Last night was my eighth sleepless one in as many days.* Not entirely sleepless, mind you, since Chris and I started sleeping in shifts. But definitely not the type of uninterrupted sleep enjoyed by those who do not play cafeteria to ravenous infants.
Don’t get me wrong. Maddi is adorable, sweet and a complete joy. As far as babies go, she’s a great one. She just has this habit of guzzling 4 or more ounces every 90 minutes (“normal” newborns supposedly take more like 2 ounces every few hours), confusing daytime with nighttime (her big feeding frenzy is between midnight and 5 a.m.) and refusing to sleep unless she is being held.
We have used abused her bouncy seat to transition her from sleeping in our arms to sleeping in her Pack ‘N’ Play bassinet, which we will then use to transition her from sleeping in our room to sleeping in her nursery. In fact, today — a mere eight days from her birth — we were forced to replace the batteries in that blessed, lifesaving wonder that is Maddi’s bouncy seat.
Despite having fewer hours of sleep in a week than I had each day of my first trimester (back in that halcyon era of staying awake for six or fewer hours at a time), and having completely neglected many aspects of personal grooming, I am still in a weird euphoric state that must be the opposite of postpartum depression. (Is there such a thing as postpartum mania?)
In addition to surviving on about five hours of broken sleep per 24-hour period, I have also managed to do a few loads of laundry (if you know me, you know this is not my usual M.O.) and pump several bottles in my downtime. I would even be posting a little more, if only I could get on the computer with more than one arm available (tonight’s post is courtesy of Nana, who kindly offered to stay over and help out with Maddi, and the last one was thanks to the bouncy seat).

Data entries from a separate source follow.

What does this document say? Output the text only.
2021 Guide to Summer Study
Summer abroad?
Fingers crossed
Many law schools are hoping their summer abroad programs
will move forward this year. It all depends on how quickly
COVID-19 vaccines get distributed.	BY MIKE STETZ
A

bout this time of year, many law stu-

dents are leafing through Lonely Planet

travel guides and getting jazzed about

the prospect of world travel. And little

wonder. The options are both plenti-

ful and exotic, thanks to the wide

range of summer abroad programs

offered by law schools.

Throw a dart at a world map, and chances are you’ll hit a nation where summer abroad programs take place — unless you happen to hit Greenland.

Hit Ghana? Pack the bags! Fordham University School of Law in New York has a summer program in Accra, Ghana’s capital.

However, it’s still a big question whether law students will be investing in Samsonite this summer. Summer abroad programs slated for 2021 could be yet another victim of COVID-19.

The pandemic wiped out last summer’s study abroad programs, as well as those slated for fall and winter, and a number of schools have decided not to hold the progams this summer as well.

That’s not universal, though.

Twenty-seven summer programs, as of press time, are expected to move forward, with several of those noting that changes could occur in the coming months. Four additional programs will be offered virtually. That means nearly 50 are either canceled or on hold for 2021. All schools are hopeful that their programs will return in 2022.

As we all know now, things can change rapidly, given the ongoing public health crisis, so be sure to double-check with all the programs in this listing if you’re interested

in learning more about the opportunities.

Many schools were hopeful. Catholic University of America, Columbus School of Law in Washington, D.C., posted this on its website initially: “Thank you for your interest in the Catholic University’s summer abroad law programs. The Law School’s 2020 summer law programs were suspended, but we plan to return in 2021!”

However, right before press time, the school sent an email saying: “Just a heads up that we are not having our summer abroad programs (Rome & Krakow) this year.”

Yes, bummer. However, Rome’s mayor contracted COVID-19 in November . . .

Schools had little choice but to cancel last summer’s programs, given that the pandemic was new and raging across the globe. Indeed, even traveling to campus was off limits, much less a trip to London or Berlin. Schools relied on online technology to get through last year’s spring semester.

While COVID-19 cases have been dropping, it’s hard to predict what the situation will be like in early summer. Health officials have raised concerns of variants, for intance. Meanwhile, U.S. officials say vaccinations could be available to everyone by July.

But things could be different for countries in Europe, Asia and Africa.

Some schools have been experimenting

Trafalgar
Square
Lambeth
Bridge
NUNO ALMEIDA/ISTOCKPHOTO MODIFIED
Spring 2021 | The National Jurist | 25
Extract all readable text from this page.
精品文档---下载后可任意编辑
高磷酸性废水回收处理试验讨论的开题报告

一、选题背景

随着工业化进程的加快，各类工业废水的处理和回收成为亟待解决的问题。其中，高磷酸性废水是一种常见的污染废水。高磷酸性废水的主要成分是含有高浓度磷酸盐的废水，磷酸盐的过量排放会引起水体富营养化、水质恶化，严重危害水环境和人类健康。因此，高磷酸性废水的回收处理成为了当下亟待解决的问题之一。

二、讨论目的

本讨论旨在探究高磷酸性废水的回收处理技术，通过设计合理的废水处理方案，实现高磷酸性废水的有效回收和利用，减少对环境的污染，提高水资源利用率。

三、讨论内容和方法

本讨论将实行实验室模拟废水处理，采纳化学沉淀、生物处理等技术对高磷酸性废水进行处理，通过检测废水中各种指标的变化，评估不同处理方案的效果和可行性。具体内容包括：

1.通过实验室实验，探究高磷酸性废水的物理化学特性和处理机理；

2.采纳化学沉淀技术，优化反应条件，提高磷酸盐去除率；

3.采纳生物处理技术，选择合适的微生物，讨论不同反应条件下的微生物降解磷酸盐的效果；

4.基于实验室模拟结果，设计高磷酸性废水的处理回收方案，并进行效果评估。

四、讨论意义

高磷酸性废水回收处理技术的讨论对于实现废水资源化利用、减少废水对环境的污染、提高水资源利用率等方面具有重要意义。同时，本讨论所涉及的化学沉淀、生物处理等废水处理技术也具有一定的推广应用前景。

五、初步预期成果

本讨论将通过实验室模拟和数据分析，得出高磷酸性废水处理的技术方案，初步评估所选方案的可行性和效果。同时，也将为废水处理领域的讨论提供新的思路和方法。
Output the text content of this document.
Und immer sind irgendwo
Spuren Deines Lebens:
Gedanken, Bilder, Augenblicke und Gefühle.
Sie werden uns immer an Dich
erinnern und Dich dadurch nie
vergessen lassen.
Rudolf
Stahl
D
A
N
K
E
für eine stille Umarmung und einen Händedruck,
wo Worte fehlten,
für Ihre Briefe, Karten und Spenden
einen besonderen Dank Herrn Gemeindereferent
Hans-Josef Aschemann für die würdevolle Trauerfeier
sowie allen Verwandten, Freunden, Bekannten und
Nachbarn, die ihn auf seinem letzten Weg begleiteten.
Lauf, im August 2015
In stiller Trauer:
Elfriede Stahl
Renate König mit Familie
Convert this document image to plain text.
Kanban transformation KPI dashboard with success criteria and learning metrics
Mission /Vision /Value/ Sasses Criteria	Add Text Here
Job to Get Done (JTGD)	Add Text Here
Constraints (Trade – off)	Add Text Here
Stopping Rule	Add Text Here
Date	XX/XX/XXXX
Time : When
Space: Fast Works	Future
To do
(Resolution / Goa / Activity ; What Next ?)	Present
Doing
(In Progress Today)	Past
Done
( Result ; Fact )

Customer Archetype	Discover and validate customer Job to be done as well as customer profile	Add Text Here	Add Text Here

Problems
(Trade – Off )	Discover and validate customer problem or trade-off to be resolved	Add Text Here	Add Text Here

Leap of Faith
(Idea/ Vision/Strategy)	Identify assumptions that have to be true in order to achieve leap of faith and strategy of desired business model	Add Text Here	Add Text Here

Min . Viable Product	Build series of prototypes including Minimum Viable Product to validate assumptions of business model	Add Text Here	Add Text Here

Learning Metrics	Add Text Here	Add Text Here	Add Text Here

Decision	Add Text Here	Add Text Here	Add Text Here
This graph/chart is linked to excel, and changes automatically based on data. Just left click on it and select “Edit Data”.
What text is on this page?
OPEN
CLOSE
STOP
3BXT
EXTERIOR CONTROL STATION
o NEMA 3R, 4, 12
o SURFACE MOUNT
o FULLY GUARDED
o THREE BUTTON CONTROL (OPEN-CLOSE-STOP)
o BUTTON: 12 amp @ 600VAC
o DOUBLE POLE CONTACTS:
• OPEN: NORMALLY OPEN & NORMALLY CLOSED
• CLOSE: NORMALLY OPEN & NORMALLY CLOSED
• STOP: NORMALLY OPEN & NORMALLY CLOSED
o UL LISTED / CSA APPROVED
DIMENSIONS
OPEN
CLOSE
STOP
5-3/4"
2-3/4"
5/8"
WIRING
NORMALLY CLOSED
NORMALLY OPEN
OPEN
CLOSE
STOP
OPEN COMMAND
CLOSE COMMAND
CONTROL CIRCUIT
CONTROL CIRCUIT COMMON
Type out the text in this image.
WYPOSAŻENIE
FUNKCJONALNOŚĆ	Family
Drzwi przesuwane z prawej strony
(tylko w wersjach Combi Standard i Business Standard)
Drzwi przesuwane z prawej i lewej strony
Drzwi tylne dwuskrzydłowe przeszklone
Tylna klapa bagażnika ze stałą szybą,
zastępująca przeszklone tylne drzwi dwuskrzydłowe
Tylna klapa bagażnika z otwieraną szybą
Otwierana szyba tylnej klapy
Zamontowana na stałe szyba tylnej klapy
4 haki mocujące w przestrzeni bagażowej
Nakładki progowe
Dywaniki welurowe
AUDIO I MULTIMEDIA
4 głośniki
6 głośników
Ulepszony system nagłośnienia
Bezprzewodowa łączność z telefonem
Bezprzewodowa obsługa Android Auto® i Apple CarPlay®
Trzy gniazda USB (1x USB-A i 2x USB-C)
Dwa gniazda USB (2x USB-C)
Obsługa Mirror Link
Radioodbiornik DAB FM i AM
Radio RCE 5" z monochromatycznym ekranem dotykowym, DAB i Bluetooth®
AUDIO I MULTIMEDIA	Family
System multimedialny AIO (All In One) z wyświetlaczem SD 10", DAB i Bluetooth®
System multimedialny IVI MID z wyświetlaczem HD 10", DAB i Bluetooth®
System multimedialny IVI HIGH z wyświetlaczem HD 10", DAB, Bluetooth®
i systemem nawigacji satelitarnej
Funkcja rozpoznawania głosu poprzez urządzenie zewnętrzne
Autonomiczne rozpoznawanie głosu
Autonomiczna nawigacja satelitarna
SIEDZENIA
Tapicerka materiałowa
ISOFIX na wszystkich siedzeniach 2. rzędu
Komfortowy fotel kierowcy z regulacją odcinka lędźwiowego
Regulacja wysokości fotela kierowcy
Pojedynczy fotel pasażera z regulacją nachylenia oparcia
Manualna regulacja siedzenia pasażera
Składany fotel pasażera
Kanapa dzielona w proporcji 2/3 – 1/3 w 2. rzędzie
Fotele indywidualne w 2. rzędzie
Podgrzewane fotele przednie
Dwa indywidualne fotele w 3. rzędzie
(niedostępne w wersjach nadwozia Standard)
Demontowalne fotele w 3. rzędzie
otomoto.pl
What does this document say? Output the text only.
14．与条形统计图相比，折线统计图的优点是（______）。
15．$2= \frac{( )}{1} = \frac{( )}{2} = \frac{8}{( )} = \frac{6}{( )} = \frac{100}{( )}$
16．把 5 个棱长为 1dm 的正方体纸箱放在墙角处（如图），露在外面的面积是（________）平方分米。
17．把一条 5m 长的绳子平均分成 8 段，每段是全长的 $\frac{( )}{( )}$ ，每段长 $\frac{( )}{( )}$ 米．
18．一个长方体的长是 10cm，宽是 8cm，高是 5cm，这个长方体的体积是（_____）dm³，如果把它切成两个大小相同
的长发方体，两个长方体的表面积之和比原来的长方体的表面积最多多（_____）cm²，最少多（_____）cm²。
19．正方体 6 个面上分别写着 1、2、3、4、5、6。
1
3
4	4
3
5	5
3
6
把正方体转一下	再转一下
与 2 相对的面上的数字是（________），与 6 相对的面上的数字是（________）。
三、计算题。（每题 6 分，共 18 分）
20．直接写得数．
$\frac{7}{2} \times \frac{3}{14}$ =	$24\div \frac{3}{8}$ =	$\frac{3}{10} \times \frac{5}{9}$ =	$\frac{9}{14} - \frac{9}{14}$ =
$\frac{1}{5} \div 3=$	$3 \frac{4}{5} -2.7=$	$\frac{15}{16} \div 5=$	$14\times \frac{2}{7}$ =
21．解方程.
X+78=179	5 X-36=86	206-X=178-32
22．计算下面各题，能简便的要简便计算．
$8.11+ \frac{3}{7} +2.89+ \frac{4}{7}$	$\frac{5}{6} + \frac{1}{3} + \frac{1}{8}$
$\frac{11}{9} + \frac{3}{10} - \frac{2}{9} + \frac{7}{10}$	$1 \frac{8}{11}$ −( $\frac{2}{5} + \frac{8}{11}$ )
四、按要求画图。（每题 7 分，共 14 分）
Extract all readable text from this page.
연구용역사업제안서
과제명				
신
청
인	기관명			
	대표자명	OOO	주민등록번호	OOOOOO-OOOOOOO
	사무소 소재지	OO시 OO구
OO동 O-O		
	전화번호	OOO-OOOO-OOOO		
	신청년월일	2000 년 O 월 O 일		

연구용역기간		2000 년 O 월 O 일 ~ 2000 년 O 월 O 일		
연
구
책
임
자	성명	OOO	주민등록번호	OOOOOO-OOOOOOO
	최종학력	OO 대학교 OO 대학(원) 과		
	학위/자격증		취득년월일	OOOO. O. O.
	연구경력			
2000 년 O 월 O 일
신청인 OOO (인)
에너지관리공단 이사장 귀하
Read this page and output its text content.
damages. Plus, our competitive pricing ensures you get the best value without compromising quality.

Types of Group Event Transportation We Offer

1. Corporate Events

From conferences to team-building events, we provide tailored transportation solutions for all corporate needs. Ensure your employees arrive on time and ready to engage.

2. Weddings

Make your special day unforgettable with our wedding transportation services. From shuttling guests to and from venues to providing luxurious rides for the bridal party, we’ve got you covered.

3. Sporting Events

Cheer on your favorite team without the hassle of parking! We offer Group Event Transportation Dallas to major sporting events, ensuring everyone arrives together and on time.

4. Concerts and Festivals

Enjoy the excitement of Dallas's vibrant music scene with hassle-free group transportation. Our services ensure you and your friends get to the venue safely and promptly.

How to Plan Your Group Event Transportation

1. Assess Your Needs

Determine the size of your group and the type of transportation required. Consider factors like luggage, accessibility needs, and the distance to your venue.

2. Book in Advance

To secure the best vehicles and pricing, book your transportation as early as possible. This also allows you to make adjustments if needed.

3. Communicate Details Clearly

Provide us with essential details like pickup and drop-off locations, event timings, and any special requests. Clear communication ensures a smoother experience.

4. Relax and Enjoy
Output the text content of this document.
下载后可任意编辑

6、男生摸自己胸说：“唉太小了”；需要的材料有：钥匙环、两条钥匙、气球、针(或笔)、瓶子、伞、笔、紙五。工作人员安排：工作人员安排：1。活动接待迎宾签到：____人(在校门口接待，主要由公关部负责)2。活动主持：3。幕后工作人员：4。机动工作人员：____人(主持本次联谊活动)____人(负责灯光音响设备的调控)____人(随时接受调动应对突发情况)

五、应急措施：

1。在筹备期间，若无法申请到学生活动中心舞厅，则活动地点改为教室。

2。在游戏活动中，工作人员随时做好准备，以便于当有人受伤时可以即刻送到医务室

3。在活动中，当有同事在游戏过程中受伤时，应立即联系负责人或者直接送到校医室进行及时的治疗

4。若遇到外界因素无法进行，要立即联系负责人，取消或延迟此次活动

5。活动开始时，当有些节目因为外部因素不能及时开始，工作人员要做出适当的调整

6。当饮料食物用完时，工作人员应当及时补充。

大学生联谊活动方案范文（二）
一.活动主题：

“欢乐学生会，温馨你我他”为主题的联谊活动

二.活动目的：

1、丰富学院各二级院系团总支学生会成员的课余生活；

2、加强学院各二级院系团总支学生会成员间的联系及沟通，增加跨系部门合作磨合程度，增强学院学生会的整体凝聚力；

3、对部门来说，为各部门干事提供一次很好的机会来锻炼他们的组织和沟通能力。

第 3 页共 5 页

Sometimes, when I have the opportunity to sleep — provided that she doesn’t wake up when I put her down — I hold Maddi and gaze at her sweet little face instead. And in the rare moments when I’m showering or drying my hair, there’s a weird phenomenon in which the shower or the blow drier sounds as if it’s got a background track of Maddi’s hunger cry (of course, when I turn off whatever appliance I’m using, it turns out to be nothing). It’s a good thing for me that babies can’t get restraining orders, because I think this qualifies as obsession. Can’t eat, can’t sleep … you get the picture.
It’s supposed to get better after the first few weeks, so we shall see. In the meantime, there are shifts to be slept in and pumping to be done (facilitating those much-needed naps).
Until such time as Maddi can go more than 30 consecutive minutes without eating, if I forget to do my Friday post — or if I take four days to write it as I did this week — it’s just because I’m trying to catch a wink. (And probably not getting it.)
Coming soon: Pictures of Maddi at one week.
*Yes, I realize she is now 10 days old rather than eight. It took me three days to catch 30 spare minutes to write this. Did I mention she is a good eater?